The most significant cancer, other than breast cancer, in individuals with BRCA1 2 mutations is ovarian cancer, as reflected in the nomenclature, hereditary breast ovarian cancer (HBOC) syndrome. As with breast cancer, early linkage studies probably overestimated the penetrance of ovarian cancer for BRCA1/2 mutation carriers with estimates by the age of 70 years of 44% for BRCA1 carriers (51) and 27% for BRCA2 carriers (97). In contrast, later studies, utilizing nonlinkage-based ascertainments, derived lower penetrances. Struewing et al. (28) estimated the penetrance for ovarian cancer in those who harbored one of the three Ashkenazi Jewish BRCA1/2 founder mutations to be
16% by the age of 70 years. The Anglian Breast Cancer Study Group (59) estimated the combined penetrance of BRCA1/2 for ovarian cancer by the age of 80 years at 22%. In 2002, Antoniou et al. (91) estimated the penetrance of BRCA1 for ovarian cancer by the age of 70 years to be 25.9% and the corresponding estimate for BRCA2 was 9.1%. A meta-analysis of 22 studies with a total of over 8000 index cases of breast and/or ovarian cancer patients unselected for family history, 500 of whom carried BRCA1/2 mutations, was performed by Antoniou et al. (61). The average cumulative risk of ovarian cancer by the age of 70 years for BRCA1 was 39% and for BRCA2 was 11%. The corresponding figures were higher in families with early-onset index cases: 51% for BRCA1; 32% for BRCA2. In this analysis, for BRCA1, the ovarian cancer risk was highest when a breast cancer index case was <35 years of age. For BRCA2, the cumulative risks were higher when based on ovarian cancer index cases. In an Italian study by Marroni et al. (56), ovarian cancer penetrances were 43% at the age of 70 years in BRCA1 carriers and 15% at the age of 70 years in BRCA2 carriers. A paper by Chen et al. (38) estimated the cumulative ovarian cancer risk at the age of 70 years to be 39% in BRCA1 carriers and 22% in BRCA2 carriers. The study by Chen et al. included 676 Ashkenazi kindreds and 1272 non-Ashkenazi kindreds with greater than three diagnoses of breast or ovarian cancer in each family.

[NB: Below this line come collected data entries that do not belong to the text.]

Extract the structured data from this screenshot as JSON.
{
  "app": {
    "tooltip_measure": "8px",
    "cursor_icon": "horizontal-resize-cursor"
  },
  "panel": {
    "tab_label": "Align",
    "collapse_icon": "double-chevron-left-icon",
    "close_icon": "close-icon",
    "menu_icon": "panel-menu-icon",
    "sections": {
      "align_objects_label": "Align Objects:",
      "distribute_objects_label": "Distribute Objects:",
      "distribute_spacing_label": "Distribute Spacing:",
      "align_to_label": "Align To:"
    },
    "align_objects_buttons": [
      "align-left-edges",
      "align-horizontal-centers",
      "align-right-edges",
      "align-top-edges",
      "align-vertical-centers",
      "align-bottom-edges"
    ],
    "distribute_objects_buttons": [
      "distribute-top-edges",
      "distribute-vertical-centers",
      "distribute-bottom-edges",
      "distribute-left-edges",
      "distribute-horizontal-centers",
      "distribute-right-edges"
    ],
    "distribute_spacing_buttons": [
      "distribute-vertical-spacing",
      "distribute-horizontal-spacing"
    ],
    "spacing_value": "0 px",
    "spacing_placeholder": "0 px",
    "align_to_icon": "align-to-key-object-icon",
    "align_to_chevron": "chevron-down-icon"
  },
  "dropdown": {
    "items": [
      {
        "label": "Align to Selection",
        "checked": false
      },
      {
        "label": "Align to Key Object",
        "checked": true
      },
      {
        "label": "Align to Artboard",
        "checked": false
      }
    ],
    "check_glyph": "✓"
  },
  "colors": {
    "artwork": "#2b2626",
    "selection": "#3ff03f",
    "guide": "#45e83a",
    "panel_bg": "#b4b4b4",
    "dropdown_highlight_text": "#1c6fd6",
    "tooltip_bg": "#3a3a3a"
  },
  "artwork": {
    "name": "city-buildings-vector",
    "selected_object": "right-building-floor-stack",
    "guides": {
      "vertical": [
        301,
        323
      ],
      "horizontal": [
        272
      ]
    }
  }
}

Thus, as was the case for estimates of breast cancer penetrance when broken down by BRCA1 versus BRCA2 subtypes, ovarian cancer penetrance estimates are generally higher in BRCA1 mutation carriers, ranging from 16% to 44%, compared to 9.1% to 27% for BRCA2 mutation carriers.
Fallopian tube (FT) cancers are generally grouped with ovarian cancer because of the clinico-pathologic similarities of the two. Somatic loss of wild-type BRCA alleles in FT tumor tissue supports a link to HBOC (99). The BCLC (36) estimated a 500-fold excess of FT cancer among known and suspected BRCA2 mutation carriers when compared with the general population rate calculated from the East Anglian Cancer Registry in England. A number of studies have found associations between FT cancer and BRCA1 (100,101); a systematic study of the frequency of BRCA mutations in 44 unselected FT index cases from the Ontario Cancer Registry in Canada revealed five with a BRCA1 mutation (11.4%) and two with a BRCA2 mutation (4.5%) (102). The authors also found a roughly twofold excess risk of ovarian and breast cancers among first-degree relatives of mutation carriers. A subsequent study of 381 BRCA1 mutation-positive women calculated a 120-fold excess risk of FT cancers in this group compared to the estimated general population risk (55). Levine et al. (103) examined all Ashkenazi cases of both FT cancer and primary peritoneal cancer at two New York City medical centers during the period 1981-2001. Of 29 FT cancer cases thus ascertained, five (17%) had mutations; all five had BRCA1 mutations and one patient had an additional BRCA2 mutation. The estimated RR of FT cancer for BRCA mutation carriers was 11.3.